Bonnie had also just nodded and looked away.

These two had been her best friends since high school and all the way through college. She had been there when they met, and stood up with Bonnie at their wedding. But she had never known that for the last few years of her time they had been traveling in time.

She still, even standing in 1898 Boise after being in the past for three days, was having a very difficult time grasping that fact.

“So are we going to go knock on the door or just stand here staring?” Duster asked. “I got to admit, this is a beautiful area, but it’s getting warm, even in the shade.”

Around them the Boise Avenue area of widely spread mansions stretched along the ridge overlooking the Boise River. In 1898, this area was where the truly rich lived and every mansion was on acres of land with servants’ quarters and carriage houses.

The road out from Boise along the ridge and river was a wide and fairly rough dirt lane through the trees. That rutted road looked very different from the 2015 paved road called Boise Avenue.
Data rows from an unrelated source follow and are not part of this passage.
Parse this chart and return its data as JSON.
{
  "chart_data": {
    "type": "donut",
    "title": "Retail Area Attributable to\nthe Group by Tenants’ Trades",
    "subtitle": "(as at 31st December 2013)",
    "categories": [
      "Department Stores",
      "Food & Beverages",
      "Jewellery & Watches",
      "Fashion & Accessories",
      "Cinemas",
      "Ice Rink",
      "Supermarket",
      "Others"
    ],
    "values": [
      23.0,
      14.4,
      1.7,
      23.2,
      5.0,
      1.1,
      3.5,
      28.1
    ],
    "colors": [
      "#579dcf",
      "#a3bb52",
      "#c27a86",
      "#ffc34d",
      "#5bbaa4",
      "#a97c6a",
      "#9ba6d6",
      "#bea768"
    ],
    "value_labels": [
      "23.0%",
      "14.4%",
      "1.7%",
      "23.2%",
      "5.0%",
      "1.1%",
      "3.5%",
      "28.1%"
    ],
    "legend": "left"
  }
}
Sherri took a deep breath. She had come back in time with Bonnie and Duster to try to understand what had happened to the owner of the Edwards Mansion in 1898. Supposedly the owner had committed suicide and haunted the mansion ever since, making it impossible for anyone to live in the place.

He had killed himself sometime this evening.

She had never seen a picture of the owner, but she knew he had had enough money to keep the house maintained and in his estate for almost eighty years after his death, even though no one lived in it. The mansion had finally been sold in the 1970s. From there it had gone through years of neglect and twenty different owners who couldn’t stand the ghost that supposedly haunted the place.

She hadn’t actually seen the ghost, but she had had workers run from the place, and it had gotten so bad, no one was willing to come to work for her. Somehow, she had to figure out what had happened to come up with some way to stop the ghost from haunting her home.

Until she had bought the old mansion, she hadn’t believed in ghosts.

Of course, she didn’t think time travel was possible either, yet here she stood in 1898, about to walk up to the house she had bought one-hundred-and-seventeen years in the future.

Sherri forced herself to take a deep breath of the warm afternoon air and then nodded. “Let’s do this.”

Duster followed as the two women moved carefully up the smooth stone walkway and then up the polished stairs to the wide porch with its comfortable-looking wooden chairs and couches. Sherri felt like she was walking into a dream. She had imagined this porch like this after she finished the remodel, almost right down to the same type of period furniture.

As they had planned, the two women stood slightly to one side and Duster knocked on the door. There was a brass knocker to one side and Bonnie pointed to it after he knocked and Duster just shrugged.

Sherri really loved her two best friends. They had a relationship that she could only dream about. Maybe someday, if she ever found the right man. Maybe they would be at her wedding. If they weren’t off running around through time somewhere.

Then the door handle rattled and was pulled open.

And there stood the most handsome man Sherri could have ever imagined. He had pitch-black hair, slightly long and over his shirt collar as was the fashion of this time. His face was clean-shaven and seemed to have been chiseled out of stone, and his deep brown eyes looked like they could see through anything.